Der Besitzer ist sich auch im Klaren, dass am recht starken landwirtschaftlichen Verkehr auf der Strasse ins Moos ihm zuliebe nichts geändert wird. Dies sind - nebst ansehnlichen Kosten - nur ein paar der ausgehandelten und noch anstehenden Auflagen und Einschränkungen.
Könnte das Projekt nicht verwirklicht werden, bliebe der romantischen «Knochenstampfe» der endgültige Zerfall wohl kaum erspart.

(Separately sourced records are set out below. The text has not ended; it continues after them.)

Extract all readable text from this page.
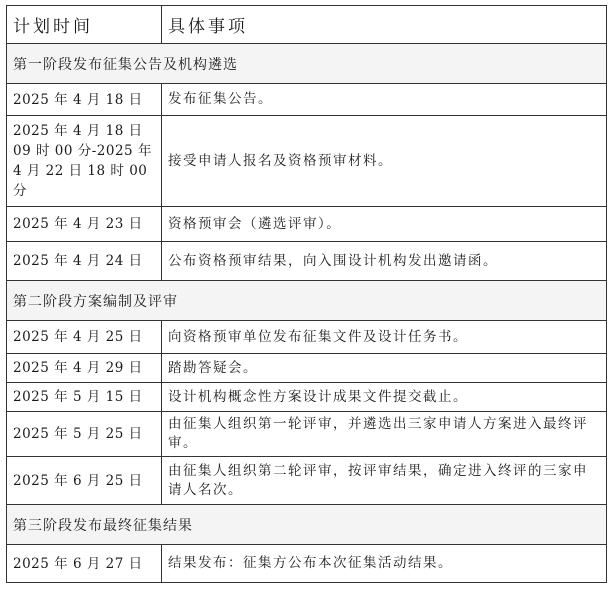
计划时间	具体事项
第一阶段发布征集公告及机构遴选	
2025 年 4 月 18 日	发布征集公告。
2025 年 4 月 18 日 09 时 00 分-2025 年 4 月 22 日 18 时 00 分	接受申请人报名及资格预审材料。
2025 年 4 月 23 日	资格预审会（遴选评审）。
2025 年 4 月 24 日	公布资格预审结果，向入围设计机构发出邀请函。
第二阶段方案编制及评审	
2025 年 4 月 25 日	向资格预审单位发布征集文件及设计任务书。
2025 年 4 月 29 日	踏勘答疑会。
2025 年 5 月 15 日	设计机构概念性方案设计成果文件提交截止。
2025 年 5 月 25 日	由征集人组织第一轮评审，并遴选出三家申请人方案进入最终评审。
2025 年 6 月 25 日	由征集人组织第二轮评审，按评审结果，确定进入终评的三家申请人名次。
第三阶段发布最终征集结果	
2025 年 6 月 27 日	结果发布：征集方公布本次征集活动结果。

Interessante Turbinenanlage
Zur Schlagmühlenanlage kam seinerzeit eine Mischanlage und ein kleiner hölzerner Silo zur Mischfutterherstellung hinzu.
Der interessanteste Teil der Anlage aber ist die Turbinenanlage, die das durch die «Brütsche» (Stauwehr) gestaute und über einen separaten Kanal zugeleitete Wasser der Bibere nutzte. Das geringe Gefalle nötigte den damaligen Turbinenbauer, die Turbine liegend zu montieren. Sicher wusste er auch, dass die Druckseite einen besseren Wirkungsgrad als die Sogseite brachte. Deshalb montierte er die Turbine so tief in der Turbinenkammer, dass der Auslauf ohne Sogteil mit dem Unterlauf der Bibere auf einer Ebene Tag. Die Turbine lag also beim Betrieb zwei bis drei Meter unter der Wasseroberfläche der Wasserkammer. Die Antriebskraft wurde durch eine lange Welle über ein Winkelgetriebe in das Gebäude geleitet (Urs Grau, Neumühle, in der Dorfchronik von Ried).
Ried bei Kerzers FR Alte Knochenstampfe Turbine
(Fotos : Ueli Gutknecht)
Ried bei Kerzers FR Alte Knochenstampfe Transmission
Ried bei Kerzers FR Alte Knochenstampfe Transmission
Ried bei Kerzers FR Alte Knochenstampfe Transmission
Einsprachen von anno dazumal
Einsprachen verzögerten 1832 den Bau. Einige Beispiele sind schriftlich überliefert: «... und eine Stampfe zu errichten, in welcher bald allerley das Wasser Verunreinigende würde gestampft werden, sey gar nicht zuzugeben...» «...Nicht nur jene (die Kühe), sondern auch die Leute, welche bei der schweren Handarbeit zur Zeit des Heuet usw. aus Mangel an gutem und frischem Wasser oft tagelang aus der Biberen trinken, könnten sich in Gefahr setzen, ihrer Gesundheit beraubt zu werden.» Und aus dem Jahre 1833 ist unter anderem überliefert: «...dass die Errichtung einer Knochenstampfe etwas sehr Unreinliches ist wegen des fast unleidentlichen Geruches, den das Knochenmehl während der Gärung verursacht...» ... Die Leute, welche zur Zeit der Heuernte, die gewöhnlich sehr lange dauert, sich dort in der grossen Umgegend aufhalten, Gefahr leiden könnten 'bei dem üblen Geruch, den dieses Mehl bey der grossen Sommerhitze verbreitet, ihrer Gesundheit beraubt zu werden ...» -ugu- (Ueli Gutknecht)
Das Ende des Stauwehrs

Im Rahmen der 5. Etappe der Biberen-Korrektion wurde wegen Überschwemmungsgefahr das  alte Stauwehr der Knochenstampfe Anfangs der 1990er-Jahren entfernt.
Geblieben sind und die folgenden Bilder von Ueli Gutknecht aus dem Jahre 1991.
Ried bei Kerzers Alte Knochenstampfe Stauwehr
Ried bei Kerzers Alte Knochenstampfe Stauwehr
Ried bei Kerzers Alte Knochenstampfe Stauwehr
Und heute?

Seit nunmehr knapp 30 Jahren ist es still geworden um die alte Knochenstampfe. Sofern es möglich wird, das Gebäude zu besichtigen, werde ich diese Frage gerne beantworten.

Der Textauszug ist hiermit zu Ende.